Пушкин — либертен и пророк. Опыт реконструкции публичной биографии (Немировский) - страница 161

Почему это произошло именно тогда, в 1829 году, а не раньше? Возможно, Пушкин опубликовал свои «Воспоминания» о Карамзине в тот момент, когда в его собственный адрес стали звучать упреки читающей публики в сервилизме[594], так же (если не более) горько и часто, как они звучали в адрес Карамзина. Так, подчеркнуто автобиографически звучит следующий пассаж из воспоминаний о Карамзине:

Многие забывали, что Карамзин печатал свою Историю в России, в государстве самодержавном; что государь, освободив его от цензуры, сим знаком доверенности налагал на Карамзина обязанность всевозможной скромности и умеренности. Повторяю, что История Государства Российского есть не только создание великого писателя, но и подвиг честного человека. (Извлечено из неизданных записок.) (XI, 57).

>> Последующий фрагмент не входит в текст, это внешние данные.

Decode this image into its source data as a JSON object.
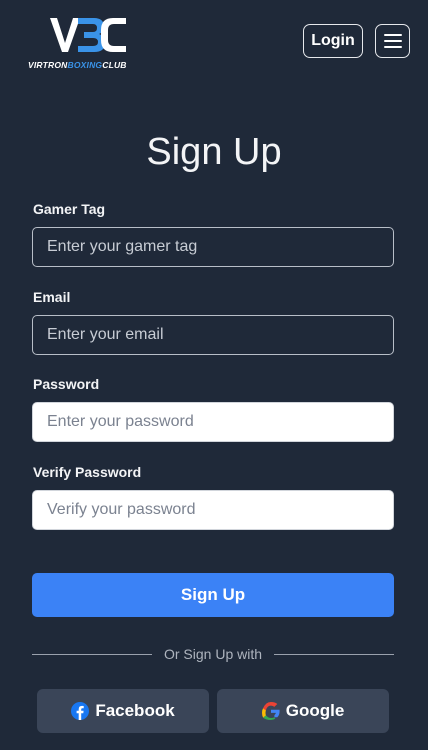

В 1829 году, когда эти строки были опубликованы, все приведенное выше можно было отнести не только к Карамзину, но и к самому Пушкину. Ведь незадолго до написания этих строк император освободил от цензуры его самого, после чего он сам стал, к огорчению и разочарованию современников, придерживаться несвойственной ему «скромности и умеренности» в политических оценках. При этом в сознании читателей продолжала укрепляться параллель «Пушкин — Карамзин», возникшая после знаменитой встречи Пушкина и императора, в результате которой Николай принял на себя обязанности цензора, то есть первого читателя всего того, что Пушкин напишет. Современники почувствовали это сходство еще до того, как сам Пушкин стал его педалировать. Показательно, например, что Катенин в стихотворении «Старая быль», направленном против Пушкина, задевал и Карамзина[595]. Соответственно, Пушкин, оправдываясь и представляя себя не льстецом и придворным поэтом, а «Б-м избранным певцом», примеривает к себе роль, которую играл при императоре Александре Карамзин. Стихотворение «Друзьям» («Нет, я не льстец, когда царю / Хвалу свободную слагаю») в обществе распространялось одновременно с публикацией «Отрывков из писем, мыслей и замечаний», содержавших цитированные выше воспоминания о Карамзине. Отметим, что эпиграф к этому стихотворению Пушкина отсылает к строке из 138 псалма: «Еще нет слова на языке моем» — в том виде, который придал этой строке Карамзин, поставив ее эпиграфом к «Записке о древней и новой России»: «Несть лести в языце моем» (церковнославянский вариант: «Яко несть льсти в языце моем: се, Господи, Ты познал еси» (Псал. 138).

Притом что Пушкин, скорее всего, не был знаком с текстом «Записки», отмеченное пересечение может свидетельствовать о том, что какое-то общее представление о критическом характере этого документа, адресованного императору Александру, у него было. Конечно, соотнесенность пушкинского стихотворения с карамзинским эпиграфом могла быть открыта только самому тесному кругу их общих друзей. Это, прежде всего, Жуковский и Вяземский.